Otávio Augusto 08/06/2023Desconfiem quando a adaptação é mais famosa que a obra originalApesar de não gostar de filmes musicais, já ouvi diversas vezes a música mais famosa do filme "O fantasma da Ópera", de 2004. Gosto muito dessa música e da sensação gótica, sombria que ela me transmite. Ao descobrir que é adaptação de um livro clássico, fiquei muito curioso. Porém, não poderia ter uma decepção maior: foi a minha pior leitura de 2023, ano em que já concluí mais de trinta leituras.
A história nos é contada a partir de um narrador que reuniu textos de várias testemunhas dos eventos sobrenaturais que ocorreram no Ópera Garnier, principal cenário do enredo. Supostamente, esse estilo narrativo deveria dar maior veracidade à narrativa, persuadindo o leitor da existência de um fantasma por trás de certas ocorrências. Porém, fica muito evidente desde o início que não há um ser fantástico por trás dos acontecimentos, mas tão somente uma pessoa, haja vista que a narrativa não propicia nenhum sentimento de apreensão e verdadeiro mistério ao leitor. Nesse sentido, o livro falha como o suspense policial que tenta - em vão - ser. Para piorar, nenhum dos personagens gera qualquer conexão com o leitor no primeiro terço do romance. Todos são marionetes narrativas manipuladas para chamar a atenção do leitor, a qual permanece morna até quase metade da obra, momento em que o livro se revela como um triângulo amoroso melodramático.
Sendo justo, nesse momento, há um salto considerável na qualidade narrativa.

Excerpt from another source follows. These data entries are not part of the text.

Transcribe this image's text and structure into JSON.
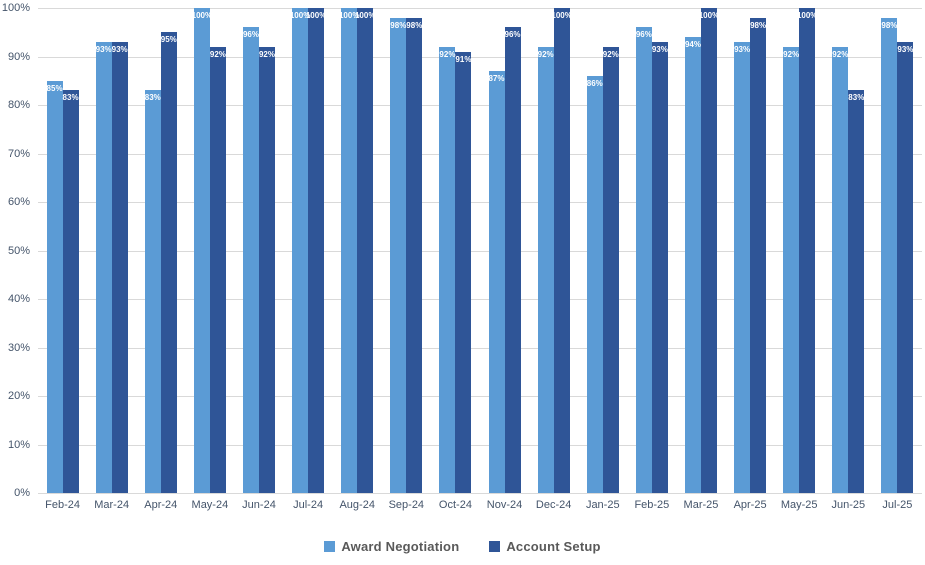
{
  "chart_data": {
    "type": "bar",
    "title": "",
    "xlabel": "",
    "ylabel": "",
    "ylim": [
      0,
      100
    ],
    "grid": true,
    "legend_position": "bottom",
    "value_suffix": "%",
    "ytick_labels": [
      "0%",
      "10%",
      "20%",
      "30%",
      "40%",
      "50%",
      "60%",
      "70%",
      "80%",
      "90%",
      "100%"
    ],
    "categories": [
      "Feb-24",
      "Mar-24",
      "Apr-24",
      "May-24",
      "Jun-24",
      "Jul-24",
      "Aug-24",
      "Sep-24",
      "Oct-24",
      "Nov-24",
      "Dec-24",
      "Jan-25",
      "Feb-25",
      "Mar-25",
      "Apr-25",
      "May-25",
      "Jun-25",
      "Jul-25"
    ],
    "series": [
      {
        "name": "Award Negotiation",
        "color": "#5B9BD5",
        "values": [
          85,
          93,
          83,
          100,
          96,
          100,
          100,
          98,
          92,
          87,
          92,
          86,
          96,
          94,
          93,
          92,
          92,
          98
        ]
      },
      {
        "name": "Account Setup",
        "color": "#2F5597",
        "values": [
          83,
          93,
          95,
          92,
          92,
          100,
          100,
          98,
          91,
          96,
          100,
          92,
          93,
          100,
          98,
          100,
          83,
          93
        ]
      }
    ]
  },
  "colors": {
    "gridline": "#d9d9d9",
    "axis_text": "#44546A",
    "legend_text": "#595959",
    "data_label": "#ffffff",
    "background": "#ffffff"
  }
}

Christine, uma atriz do Ópera, tem um envolvimento amoroso com um amigo da infância, Raoul, mas é raptada por Erik, o homem que esconde sua feiura debaixo da máscara - literal e metafórica - do fantasma da ópera. A partir daí, surgem os principais conflitos do romance: a aparência e a essência, o belo e o feio, o verdadeiro e o falso, a vida e a morte, o amor e a indiferença. Apesar disso, não consegui me convencer da paixão intensa de de Christine por um homem que a capturou e a torturou psicologicamente, chegando a ponto de ameaçá-la por não se casar com ele. Talvez esse espírito de A bela e A fera não me agrade de forma alguma mesmo.
Além disso, Gaston Leroux não tem domínio sobre os diálogos das personagens, que soam inverossímeis e até mesmo infantis, em nada condizentes com um livro supostamente clássico. Na verdade, o relacionamento entre Erik e Christine me remeteu ao melodrama artificial presente no primeiro livro gótico de todos, "O castelo de Otranto", de Horace Walpole, que envelheceu muito mal. Ainda em se tratando de referências, Erik é apresentado como alguém que dorme em um caixão - um conde Drácula - e que tem o corpo deformado, semelhante a mortos - Frankeinstein; em dado momento do romance também aparece a "Morte Rubra", personagem de "O baile da Morte Rubra", meu conto favorito de Edgar Allan Poe; o próprio Ópera Garnier pode ser visto como o recinto de um ser repudiado pela sociedade, que se esconde por trás de uma grande beleza arquitetônica, assim como é a relação entre Quasímodo e a Catedral de Notre Dame , personagens do livro "O corcunda de Notre Dame". Entretanto, o autor falha em tudo que essas obras acertam. Não há a riqueza de pontos de vista frente ao desconhecido que se encontra em Drácula; não há diálogos ricos e filosóficos como em Frankeinstein; não há uma alegoria forte e assustadora da morte que chega a todos de Poe; não há um bom desenvolvimento de uma relação fadada ao fracasso e ao desprezo pela sociedade como em Victor Hugo.
Portanto, considero que o romance falha em tudo que se propõe a ser. Não é um bom suspense policial, nem história de amor nem um bom livro gótico. Trata-se de uma colcha de retalhos de vários gêneros e influências que não conseguem dialogar entre si. A influência de grandes clássicos é muito presente; o brilho deles, não.
Não é à toa que o livro é muito menos comentado que o musical e o filme de 2004. Se antes eu já não tinha muita vontade de vê-lo, agora não tenho nenhuma. Voltemos aos escritores de primeira categoria da literatura clássica francesa.